ARRAHMAHNEWS.COM, QATIF – Pasukan rezim Saudi melanjutkan pengepungan mereka selama tiga minggu di kota Al-Awamiya, Qatif meski telah memasuki bulan Ramadhan, dan terus menyerang beberapa wilayah pemukiman.

AlMasdar melaporkan bahwa pada hari Selasa (29/05) lalu, beberapa bangunan dibakar, setelah pasukan Saudi terus melakukan agresi di kota tersebut.

Dengan pengepungan seluruh kota, tidak ada petugas pemadam kebakaran yang bisa memasuki Al-Awamiya untuk memadamkan api.
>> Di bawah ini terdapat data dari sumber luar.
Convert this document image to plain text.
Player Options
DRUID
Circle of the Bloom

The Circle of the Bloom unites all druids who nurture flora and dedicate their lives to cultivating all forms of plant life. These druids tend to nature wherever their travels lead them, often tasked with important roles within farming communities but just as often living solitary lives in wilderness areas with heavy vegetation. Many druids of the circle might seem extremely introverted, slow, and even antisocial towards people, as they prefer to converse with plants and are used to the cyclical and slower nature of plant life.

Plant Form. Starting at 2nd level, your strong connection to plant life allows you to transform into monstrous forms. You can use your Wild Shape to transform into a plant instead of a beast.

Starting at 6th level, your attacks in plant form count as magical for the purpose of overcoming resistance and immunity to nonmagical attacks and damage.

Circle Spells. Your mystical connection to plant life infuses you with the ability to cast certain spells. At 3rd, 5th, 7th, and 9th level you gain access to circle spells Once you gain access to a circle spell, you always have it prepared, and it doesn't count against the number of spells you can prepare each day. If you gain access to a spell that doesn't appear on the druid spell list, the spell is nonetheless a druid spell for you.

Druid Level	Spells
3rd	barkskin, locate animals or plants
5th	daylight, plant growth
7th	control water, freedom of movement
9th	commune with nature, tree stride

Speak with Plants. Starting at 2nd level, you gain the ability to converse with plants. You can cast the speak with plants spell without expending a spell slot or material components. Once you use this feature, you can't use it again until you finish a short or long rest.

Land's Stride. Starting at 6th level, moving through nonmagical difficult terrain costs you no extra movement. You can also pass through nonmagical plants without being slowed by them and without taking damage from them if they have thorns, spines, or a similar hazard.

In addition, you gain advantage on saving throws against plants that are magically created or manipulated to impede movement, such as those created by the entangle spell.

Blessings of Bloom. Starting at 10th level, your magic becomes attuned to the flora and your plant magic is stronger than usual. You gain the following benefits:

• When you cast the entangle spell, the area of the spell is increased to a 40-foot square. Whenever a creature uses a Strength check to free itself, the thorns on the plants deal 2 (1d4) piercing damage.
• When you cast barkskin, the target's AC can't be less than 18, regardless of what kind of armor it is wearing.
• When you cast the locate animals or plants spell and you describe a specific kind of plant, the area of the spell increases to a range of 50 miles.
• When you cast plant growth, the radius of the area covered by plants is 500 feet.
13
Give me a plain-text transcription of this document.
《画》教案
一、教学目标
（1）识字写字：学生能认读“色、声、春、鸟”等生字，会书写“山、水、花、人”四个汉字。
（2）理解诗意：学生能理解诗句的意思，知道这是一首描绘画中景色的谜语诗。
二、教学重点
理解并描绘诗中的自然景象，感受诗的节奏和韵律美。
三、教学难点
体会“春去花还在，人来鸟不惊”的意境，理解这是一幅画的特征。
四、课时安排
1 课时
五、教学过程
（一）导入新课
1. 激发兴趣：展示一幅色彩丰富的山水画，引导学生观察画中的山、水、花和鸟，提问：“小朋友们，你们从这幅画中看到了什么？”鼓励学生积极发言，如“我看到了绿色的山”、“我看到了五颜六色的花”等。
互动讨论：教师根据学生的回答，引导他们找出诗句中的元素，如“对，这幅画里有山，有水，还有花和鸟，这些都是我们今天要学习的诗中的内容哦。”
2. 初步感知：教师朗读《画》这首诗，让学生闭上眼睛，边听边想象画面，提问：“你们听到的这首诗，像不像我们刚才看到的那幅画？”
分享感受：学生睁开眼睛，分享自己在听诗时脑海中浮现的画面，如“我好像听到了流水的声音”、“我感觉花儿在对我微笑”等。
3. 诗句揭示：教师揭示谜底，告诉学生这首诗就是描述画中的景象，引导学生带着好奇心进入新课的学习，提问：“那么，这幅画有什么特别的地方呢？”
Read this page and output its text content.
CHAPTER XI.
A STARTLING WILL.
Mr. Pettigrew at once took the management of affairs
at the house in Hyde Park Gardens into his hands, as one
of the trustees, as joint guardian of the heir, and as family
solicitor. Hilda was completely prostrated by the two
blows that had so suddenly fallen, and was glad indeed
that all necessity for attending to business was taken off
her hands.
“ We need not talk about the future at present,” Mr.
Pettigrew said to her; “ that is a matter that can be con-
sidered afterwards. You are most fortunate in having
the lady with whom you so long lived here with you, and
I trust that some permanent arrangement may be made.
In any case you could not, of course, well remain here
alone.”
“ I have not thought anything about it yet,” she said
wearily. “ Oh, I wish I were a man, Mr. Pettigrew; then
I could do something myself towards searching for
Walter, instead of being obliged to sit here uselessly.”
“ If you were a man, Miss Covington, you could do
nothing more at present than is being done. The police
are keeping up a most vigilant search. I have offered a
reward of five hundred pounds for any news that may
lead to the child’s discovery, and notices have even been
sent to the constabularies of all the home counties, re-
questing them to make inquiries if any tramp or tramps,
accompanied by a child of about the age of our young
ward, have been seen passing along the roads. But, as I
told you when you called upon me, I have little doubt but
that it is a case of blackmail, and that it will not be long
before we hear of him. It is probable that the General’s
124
Warga sipil yang sudah serba kekurangan ini saling membantu memadamkan api tanpa peralatan yang tepat.

Meskipun ada seruan dari Perserikatan Bangsa-Bangsa (PBB) kepada rezim Saudi untuk memghentikan kebrutalan mereka di Awamiyah dan mengangkat pengepungan terhadap kota itu, Rezim Saudi menolak dengan berbagai dalih.

 

Pakar budaya Perserikatan Bangsa-Bangsa mengecam Riyadh yang berusaha untuk merobohkan sebuah lingkungan bersejarah di kota Awamiyah, Qatif, mengatakan bahwa pekerjaan tersebut menghapus warisan budaya dan melanggar hak asasi manusia.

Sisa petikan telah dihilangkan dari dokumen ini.